The big idea is “messaging” — that is what the kernal of Smalltalk/Squeak is all about. (…) The key in making great and growable systems is much more to design how its modules communicate rather than what their internal properties and behaviors should be.
So don’t start with the properties. Even though there’s some real person in front of the device, this doesn’t mean that you should have some
User entity with all of his/her properties. Think about how the components of the system should communicate to accomplish any given task. Only then figure out what data structures are necessary to implement this.
Of course designing the system this way requires more initial work. It seems easier to just dump everything to the
User schema. But remember that it’s only easy because when adding new features, you just think about one thing at a time.

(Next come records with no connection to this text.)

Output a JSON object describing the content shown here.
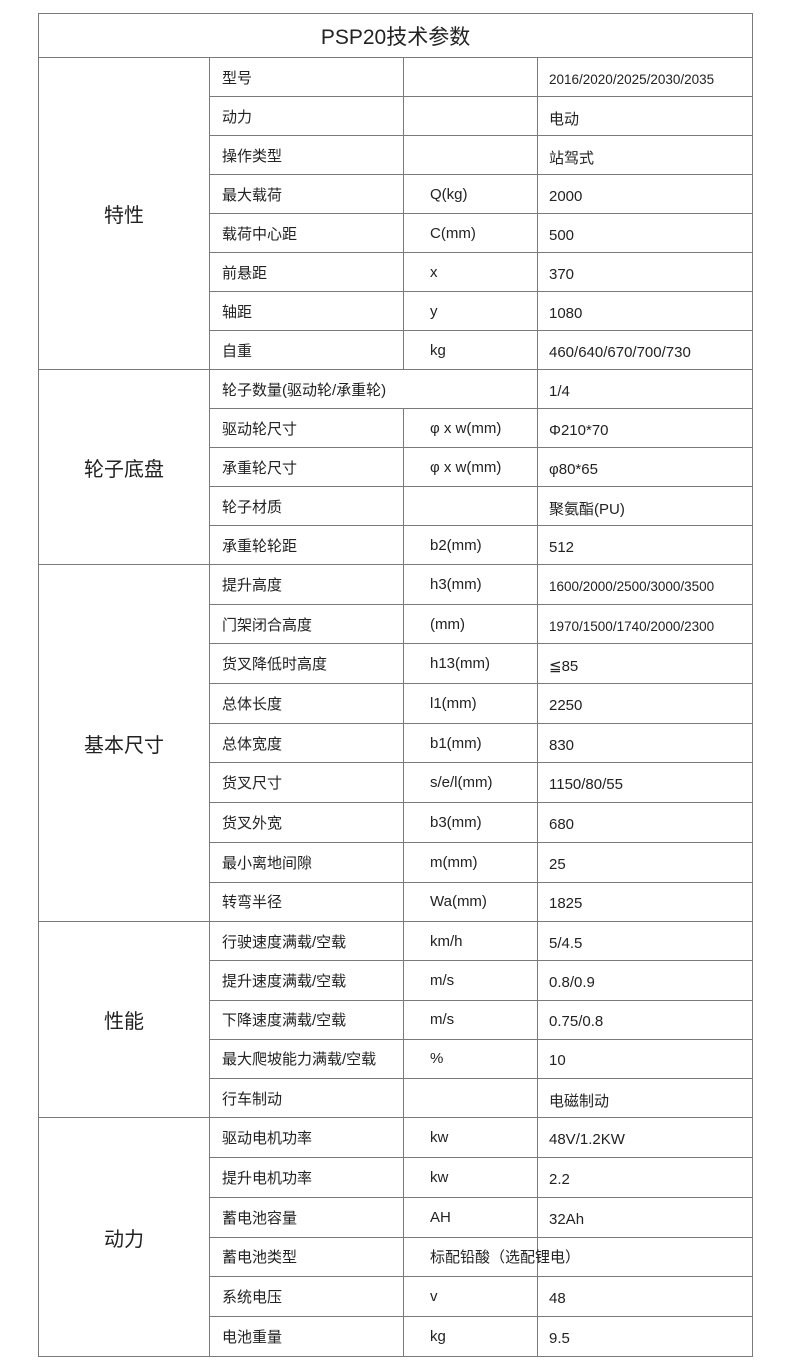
{
  "title": "PSP20技术参数",
  "groups": [
    {
      "name": "特性",
      "rows": [
        {
          "param": "型号",
          "unit": "",
          "value": "2016/2020/2025/2030/2035",
          "small": true
        },
        {
          "param": "动力",
          "unit": "",
          "value": "电动"
        },
        {
          "param": "操作类型",
          "unit": "",
          "value": "站驾式"
        },
        {
          "param": "最大载荷",
          "unit": "Q(kg)",
          "value": "2000"
        },
        {
          "param": "载荷中心距",
          "unit": "C(mm)",
          "value": "500"
        },
        {
          "param": "前悬距",
          "unit": "x",
          "value": "370"
        },
        {
          "param": "轴距",
          "unit": "y",
          "value": "1080"
        },
        {
          "param": "自重",
          "unit": "kg",
          "value": "460/640/670/700/730"
        }
      ]
    },
    {
      "name": "轮子底盘",
      "rows": [
        {
          "param": "轮子数量(驱动轮/承重轮)",
          "unit": null,
          "value": "1/4"
        },
        {
          "param": "驱动轮尺寸",
          "unit": "φ x w(mm)",
          "value": "Φ210*70"
        },
        {
          "param": "承重轮尺寸",
          "unit": "φ x w(mm)",
          "value": "φ80*65"
        },
        {
          "param": "轮子材质",
          "unit": "",
          "value": "聚氨酯(PU)"
        },
        {
          "param": "承重轮轮距",
          "unit": "b2(mm)",
          "value": "512"
        }
      ]
    },
    {
      "name": "基本尺寸",
      "rows": [
        {
          "param": "提升高度",
          "unit": "h3(mm)",
          "value": "1600/2000/2500/3000/3500",
          "small": true
        },
        {
          "param": "门架闭合高度",
          "unit": "(mm)",
          "value": "1970/1500/1740/2000/2300",
          "small": true
        },
        {
          "param": "货叉降低时高度",
          "unit": "h13(mm)",
          "value": "≦85"
        },
        {
          "param": "总体长度",
          "unit": "l1(mm)",
          "value": "2250"
        },
        {
          "param": "总体宽度",
          "unit": "b1(mm)",
          "value": "830"
        },
        {
          "param": "货叉尺寸",
          "unit": "s/e/l(mm)",
          "value": "1150/80/55"
        },
        {
          "param": "货叉外宽",
          "unit": "b3(mm)",
          "value": "680"
        },
        {
          "param": "最小离地间隙",
          "unit": "m(mm)",
          "value": "25"
        },
        {
          "param": "转弯半径",
          "unit": "Wa(mm)",
          "value": "1825"
        }
      ]
    },
    {
      "name": "性能",
      "rows": [
        {
          "param": "行驶速度满载/空载",
          "unit": "km/h",
          "value": "5/4.5"
        },
        {
          "param": "提升速度满载/空载",
          "unit": "m/s",
          "value": "0.8/0.9"
        },
        {
          "param": "下降速度满载/空载",
          "unit": "m/s",
          "value": "0.75/0.8"
        },
        {
          "param": "最大爬坡能力满载/空载",
          "unit": "%",
          "value": "10"
        },
        {
          "param": "行车制动",
          "unit": "",
          "value": "电磁制动"
        }
      ]
    },
    {
      "name": "动力",
      "rows": [
        {
          "param": "驱动电机功率",
          "unit": "kw",
          "value": "48V/1.2KW"
        },
        {
          "param": "提升电机功率",
          "unit": "kw",
          "value": "2.2"
        },
        {
          "param": "蓄电池容量",
          "unit": "AH",
          "value": "32Ah"
        },
        {
          "param": "蓄电池类型",
          "unit": "标配铅酸（选配锂电）",
          "value": ""
        },
        {
          "param": "系统电压",
          "unit": "v",
          "value": "48"
        },
        {
          "param": "电池重量",
          "unit": "kg",
          "value": "9.5"
        }
      ]
    }
  ]
}
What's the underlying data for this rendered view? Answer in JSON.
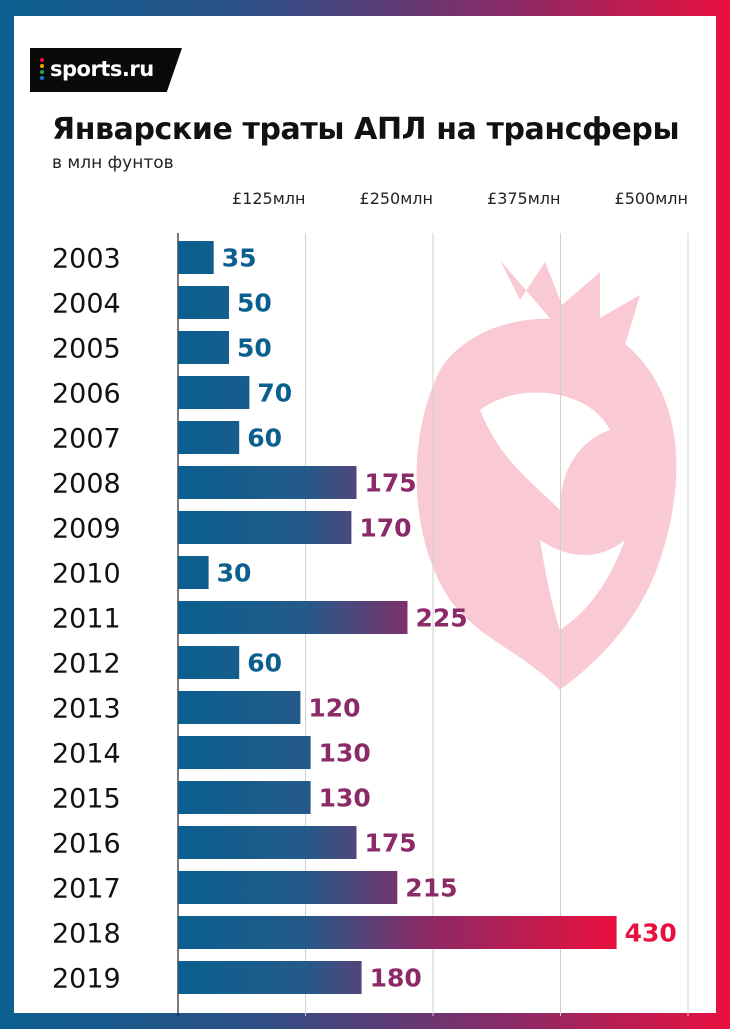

It gets harder when you have to change things. To make the change you have to create the mental model of the entire system, understand the connections, wonder if anything will break. And unfortunately, most of our work is changing existing systems, not adding new features. So with a little more initial work, you’re be able to make your life a lot easier in the future. You’ll thank yourself later.
Another thing that may worry you is performance. You might think that splitting the system into isolated component would be slower because you would often have to make more queries to the database to get the necessary information (instead of just fetching the entire
User). And while this statement might be true, the truth is that most of the time it doesn’t matter at all. Computers and database are really fast these days and they really can handle it. You might want to optimise things later, but as always - premature optimisation is the root of all evil. As someone smart once said: “First make it work, then make it elegant. Only then, if necessary, make it fast, while keeping it elegant”. So optimise only when it’s absolutely necessary and you have the data to prove that it is.
Think about verbs instead of nouns. Model the system around features, not data. Think before you start writing code. Creating software is a marathon, not a sprint. Don’t be afraid to sacrifice initial productivity for a better architecture. It will help you in the log run.